Le champ gazier Aphrodite, situé dans le bloc 12 de la zone économique exclusive (ZEE) de Chypre, reste un point de friction entre le gouvernement chypriote et le consortium composé de Chevron Corporation, Shell PLC, et NewMed Energy LP. Depuis sa découverte, ce champ, contenant entre 3,5 et 4,5 trillions de pieds cubes de gaz naturel, est stratégique pour les ambitions énergétiques de la Méditerranée orientale, mais son développement est ralenti par des désaccords répétés sur la manière d’exploiter efficacement ses ressources.
Des ajustements controversés au plan de développement
En 2023, le consortium propose une révision du plan de développement initialement approuvé en 2019, qui inclut la suppression de l’unité flottante de production (Floating Production Unit – FPU) et la réduction du nombre de puits de forage de cinq à trois. L’argument avancé par Chevron et ses partenaires est de minimiser les coûts et d’accélérer la production en éliminant la construction d’infrastructures jugées coûteuses. Les modifications envisagent de connecter le champ directement aux installations de liquéfaction de gaz en Égypte via un pipeline sous-marin. Ce choix est perçu comme une stratégie pour accéder plus rapidement aux marchés, tout en évitant les investissements lourds liés à une FPU.
Cependant, le gouvernement chypriote, par l’intermédiaire de son ministère de l’Énergie, rejette cette proposition, insistant sur l’importance de la FPU pour prolonger la durée de vie du champ et garantir une exploitation efficace des ressources sur le long terme. Cette infrastructure est vue comme essentielle pour maximiser le rendement du champ Aphrodite, une perspective qui ne s’aligne pas avec les objectifs de réduction des coûts du consortium.

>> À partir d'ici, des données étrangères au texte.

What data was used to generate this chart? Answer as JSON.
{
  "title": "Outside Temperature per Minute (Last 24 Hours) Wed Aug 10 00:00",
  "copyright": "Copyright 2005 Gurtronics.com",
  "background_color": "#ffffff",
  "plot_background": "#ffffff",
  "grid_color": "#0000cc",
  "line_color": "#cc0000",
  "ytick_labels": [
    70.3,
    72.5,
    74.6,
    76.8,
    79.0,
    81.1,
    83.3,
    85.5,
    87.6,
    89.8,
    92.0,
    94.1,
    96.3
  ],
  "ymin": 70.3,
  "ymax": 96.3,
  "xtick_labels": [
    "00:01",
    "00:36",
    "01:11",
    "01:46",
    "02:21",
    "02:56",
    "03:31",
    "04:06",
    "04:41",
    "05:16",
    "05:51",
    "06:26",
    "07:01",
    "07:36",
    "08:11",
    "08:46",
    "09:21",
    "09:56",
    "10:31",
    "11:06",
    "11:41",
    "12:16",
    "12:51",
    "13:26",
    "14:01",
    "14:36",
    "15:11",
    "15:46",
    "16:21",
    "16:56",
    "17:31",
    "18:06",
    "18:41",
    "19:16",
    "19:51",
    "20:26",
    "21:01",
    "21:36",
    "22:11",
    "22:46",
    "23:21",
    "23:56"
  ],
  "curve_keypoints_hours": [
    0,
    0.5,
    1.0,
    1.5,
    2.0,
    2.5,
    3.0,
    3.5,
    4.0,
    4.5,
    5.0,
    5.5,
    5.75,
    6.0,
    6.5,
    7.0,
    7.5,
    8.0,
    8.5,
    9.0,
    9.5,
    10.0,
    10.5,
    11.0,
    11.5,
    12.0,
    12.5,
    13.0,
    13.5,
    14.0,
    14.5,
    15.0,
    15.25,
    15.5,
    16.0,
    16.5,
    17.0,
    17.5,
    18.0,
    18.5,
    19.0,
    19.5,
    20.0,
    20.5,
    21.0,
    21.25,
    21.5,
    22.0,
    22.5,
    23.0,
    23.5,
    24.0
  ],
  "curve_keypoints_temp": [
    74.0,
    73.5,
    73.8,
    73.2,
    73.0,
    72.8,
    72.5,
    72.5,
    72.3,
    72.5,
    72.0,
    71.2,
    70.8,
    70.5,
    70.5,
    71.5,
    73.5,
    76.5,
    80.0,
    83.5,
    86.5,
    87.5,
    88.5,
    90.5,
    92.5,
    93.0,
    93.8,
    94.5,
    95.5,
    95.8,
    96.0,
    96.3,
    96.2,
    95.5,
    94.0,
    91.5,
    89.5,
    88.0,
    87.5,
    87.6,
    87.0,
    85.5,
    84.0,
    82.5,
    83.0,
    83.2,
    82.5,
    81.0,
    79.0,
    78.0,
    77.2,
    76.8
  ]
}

Mise en demeure et options de recours
Face aux désaccords, le ministère chypriote de l’Énergie envoie à Chevron, le 25 août 2024, une lettre de mise en demeure pour violation de contrat, stipulant que le consortium n’a pas respecté les termes du contrat de partage de production concernant la réalisation de l’étude d’ingénierie de base (FEED). Cette lettre impose au consortium un délai jusqu’au 7 janvier 2025 pour se conformer aux exigences initiales, sous peine de résiliation du contrat. Les partenaires du champ gazier Aphrodite, bien que disposés à continuer les discussions, étudient les implications de cette mise en demeure et les possibles recours légaux et techniques.
Complexités géopolitiques et implications régionales
Outre les divergences contractuelles, le champ Aphrodite est également source de tensions géopolitiques. Une portion du champ empiète sur les eaux israéliennes, ce qui complique les discussions bilatérales entre Chypre et Israël sur la répartition des bénéfices. Bien que ces deux pays aient signé des accords de coopération énergétique, la découverte d’Aphrodite a ravivé les débats sur les droits d’exploitation transfrontaliers. Jusqu’à présent, aucun accord définitif sur le partage des revenus n’a été atteint, et la situation reste délicate.
En parallèle, les partenaires envisagent de relier le champ à des installations de liquéfaction de gaz en Égypte, une option qui pourrait servir les intérêts de l’exportation tout en contournant les exigences infrastructurelles fixées par Nicosie. Cette solution, bien qu’avantageuse pour les opérateurs en termes de coûts et de délais, est perçue par Chypre comme une réduction des engagements initiaux.
Impacts pour le futur énergétique de la Méditerranée orientale
Les discussions autour du champ Aphrodite mettent en lumière la complexité de la gouvernance énergétique dans la Méditerranée orientale. Alors que Chypre cherche à s’imposer comme un hub énergétique clé dans cette région, l’issue des négociations avec le consortium pourrait avoir des répercussions importantes sur la dynamique énergétique régionale et sur la capacité de l’Europe à diversifier ses sources d’approvisionnement en gaz. Le fait que Chevron ait obtenu une extension pour finaliser les termes du plan révisé jusqu’au 20 novembre 2024 témoigne de l’importance de trouver un compromis qui satisfasse toutes les parties prenantes.
Pour le moment, la priorité semble être de parvenir à une solution équilibrée qui respecte les contrats en vigueur tout en permettant une exploitation rentable du champ. Les développements à venir autour d’Aphrodite seront cruciaux pour définir les futures alliances et les stratégies de coopération énergétique dans la région.